I can relate in so many ways from my own experience. Divorce changes everybody’s life, but especially our children’s lives. I will always keep MSP in my prayers as I do my son T. My love to you all..
This is so deep and touching, thank you for your words because this is just beautiful.
That video is hard to watch! We don’t have much divorce in my family, but I’ve seen friends go through it. It’s never easy, but the parents who handle it maturely, like you do, always seem to be better off. I’ve seen far too many parents who use the kids to attack each other and it breaks my heart!
I recently shared a post about how hard it was for me to break free of that relationship, and move on. Divorce or splitting up after having a child with someone is NOT easy. I had a LOT of long nights, crying myself to sleep.

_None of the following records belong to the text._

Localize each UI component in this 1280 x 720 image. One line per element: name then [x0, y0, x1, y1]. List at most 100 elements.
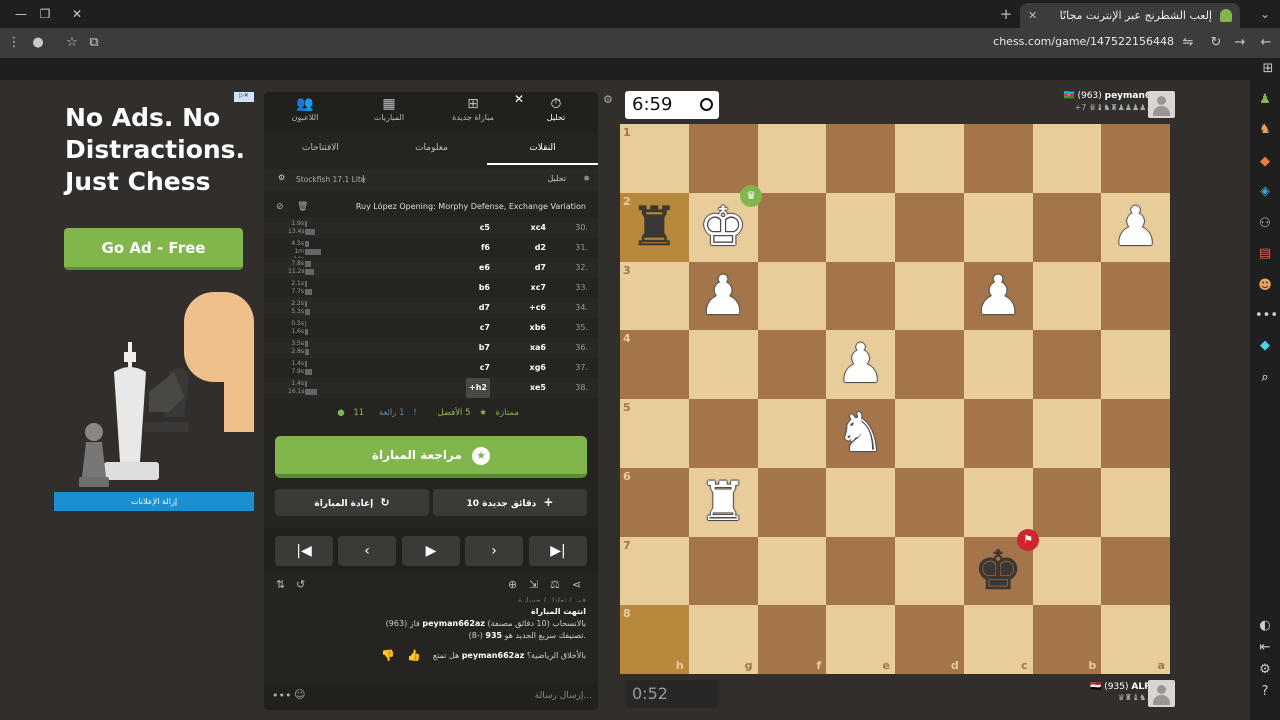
tab-games[interactable]: ▦ المباريات: [354, 96, 424, 122]
analysis-board-icon[interactable]: ⚖: [550, 578, 560, 591]
square-c2[interactable]: [963, 192, 1033, 262]
black-move[interactable]: d7: [479, 298, 490, 318]
square-h8[interactable]: 8h: [620, 605, 689, 674]
square-g1[interactable]: [688, 124, 758, 193]
square-g6[interactable]: ♜: [688, 467, 758, 537]
square-d7[interactable]: [895, 536, 964, 606]
tab-new-game[interactable]: ⊞ مباراة جديدة: [438, 96, 508, 122]
install-app-icon[interactable]: ⧉: [84, 33, 104, 53]
square-d4[interactable]: [895, 330, 964, 399]
square-h2[interactable]: 2 ♜: [620, 192, 689, 262]
ad-choices-icon[interactable]: ▷✕: [234, 92, 254, 102]
square-a1[interactable]: [1101, 124, 1170, 193]
news-icon[interactable]: ▤: [1255, 244, 1275, 264]
first-move-button[interactable]: |◀: [275, 536, 333, 566]
square-f7[interactable]: [757, 536, 827, 606]
square-b5[interactable]: [1032, 399, 1102, 468]
reload-icon[interactable]: ↻: [1206, 33, 1226, 53]
square-a8[interactable]: a: [1101, 605, 1170, 674]
remove-ads-link[interactable]: إزالة الإعلانات: [54, 492, 254, 511]
square-c8[interactable]: c: [963, 605, 1033, 674]
tab-moves[interactable]: النقلات: [487, 135, 598, 165]
square-e1[interactable]: [826, 124, 895, 193]
more-icon[interactable]: •••: [1255, 306, 1278, 326]
square-c3[interactable]: ♟: [963, 261, 1033, 331]
square-e4[interactable]: ♟: [826, 330, 895, 399]
play-icon[interactable]: ♞: [1255, 120, 1275, 140]
black-move[interactable]: b7: [479, 338, 490, 358]
square-d6[interactable]: [895, 467, 964, 537]
white-move[interactable]: xc4: [531, 218, 546, 238]
close-tab-icon[interactable]: ✕: [1028, 3, 1037, 28]
square-f3[interactable]: [757, 261, 827, 331]
black-move[interactable]: +h2: [466, 378, 490, 398]
tab-search-icon[interactable]: ⌄: [1260, 3, 1270, 25]
square-f1[interactable]: [757, 124, 827, 193]
square-a2[interactable]: ♟: [1101, 192, 1170, 262]
square-h1[interactable]: 1: [620, 124, 689, 193]
browser-tab[interactable]: ✕ إلعب الشطرنج عبر الإنترنت مجانًا: [1020, 3, 1240, 28]
white-pawn-icon[interactable]: ♟: [689, 262, 758, 331]
theme-icon[interactable]: ◐: [1255, 616, 1275, 636]
square-f2[interactable]: [757, 192, 827, 262]
square-f5[interactable]: [757, 399, 827, 468]
white-move[interactable]: d7: [535, 258, 546, 278]
square-c4[interactable]: [963, 330, 1033, 399]
white-pawn-icon[interactable]: ♟: [826, 330, 895, 399]
tab-info[interactable]: معلومات: [376, 135, 487, 165]
zoom-icon[interactable]: ⊕: [508, 578, 517, 591]
undo-icon[interactable]: ↺: [296, 578, 305, 591]
square-a4[interactable]: [1101, 330, 1170, 399]
close-window-button[interactable]: ✕: [56, 0, 98, 28]
chat-winner-name[interactable]: peyman662az: [422, 619, 485, 628]
white-pawn-icon[interactable]: ♟: [1101, 193, 1170, 262]
sidebar-settings-icon[interactable]: ⚙: [1255, 660, 1275, 680]
player-avatar[interactable]: [1148, 680, 1175, 707]
black-move[interactable]: b6: [479, 278, 490, 298]
opponent-avatar[interactable]: [1148, 91, 1175, 118]
url-text[interactable]: chess.com/game/147522156448: [993, 35, 1174, 48]
forward-icon[interactable]: →: [1230, 33, 1250, 53]
chess-logo-icon[interactable]: ♟: [1255, 90, 1275, 110]
delete-icon[interactable]: 🗑: [297, 202, 308, 212]
black-move[interactable]: c7: [480, 318, 490, 338]
black-move[interactable]: f6: [481, 238, 490, 258]
square-b6[interactable]: [1032, 467, 1102, 537]
share-icon[interactable]: ⋖: [572, 578, 581, 591]
settings-icon[interactable]: ⚙: [278, 173, 285, 182]
square-a7[interactable]: [1101, 536, 1170, 606]
square-f6[interactable]: [757, 467, 827, 537]
square-e5[interactable]: ♞: [826, 399, 895, 468]
watch-icon[interactable]: ⚇: [1255, 214, 1275, 234]
white-move[interactable]: xc7: [531, 278, 546, 298]
white-knight-icon[interactable]: ♞: [826, 399, 895, 468]
black-move[interactable]: c5: [480, 218, 490, 238]
square-d2[interactable]: [895, 192, 964, 262]
square-b2[interactable]: [1032, 192, 1102, 262]
square-e6[interactable]: [826, 467, 895, 537]
square-b7[interactable]: [1032, 536, 1102, 606]
square-e7[interactable]: [826, 536, 895, 606]
new-tab-button[interactable]: +: [994, 3, 1018, 25]
collapse-icon[interactable]: ⇤: [1255, 638, 1275, 658]
close-icon[interactable]: ✕: [514, 92, 524, 106]
square-e3[interactable]: [826, 261, 895, 331]
board-settings-icon[interactable]: ⚙: [603, 93, 613, 106]
square-b8[interactable]: b: [1032, 605, 1102, 674]
white-rook-icon[interactable]: ♜: [689, 468, 758, 537]
square-g8[interactable]: g: [688, 605, 758, 674]
square-b4[interactable]: [1032, 330, 1102, 399]
game-review-button[interactable]: مراجعة المباراة ★: [275, 436, 587, 478]
square-h6[interactable]: 6: [620, 467, 689, 537]
square-f8[interactable]: f: [757, 605, 827, 674]
white-move[interactable]: xa6: [530, 338, 546, 358]
new-10min-button[interactable]: 10 دقائق جديدة +: [433, 489, 587, 516]
search-icon[interactable]: ⌕: [1255, 368, 1275, 388]
square-b1[interactable]: [1032, 124, 1102, 193]
previous-move-button[interactable]: ‹: [338, 536, 396, 566]
square-h7[interactable]: 7: [620, 536, 689, 606]
bookmark-star-icon[interactable]: ☆: [62, 33, 82, 53]
white-move[interactable]: xb6: [530, 318, 546, 338]
square-d8[interactable]: d: [895, 605, 964, 674]
chess-board[interactable]: 1 2 ♜ ♚ ♟ 3 ♟ ♟ 4 ♟ 5 ♞ 6 ♜ 7 ♚ 8 h g f e d c b a: [620, 124, 1170, 674]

My husband has felt the pain from my past relationship as well – it’s taken me 7 years to not FREAK out if he isn’t home on time, or if he is having a good time with his friends not to think that he’s out cheating or doing something horrible like my ex did.
I don’t think society allows us to heal like we should – people are constantly saying you are better off without them, and you should move on right away. I do believe a healing process needs to happen before you can really move on..and then it’s STILL hard.
Thanks for sharing your story – you are a wonderful woman who can still have a loving relationship with the father of your child. .. I will pray for your continue healing and strength of your marriage with Aaron!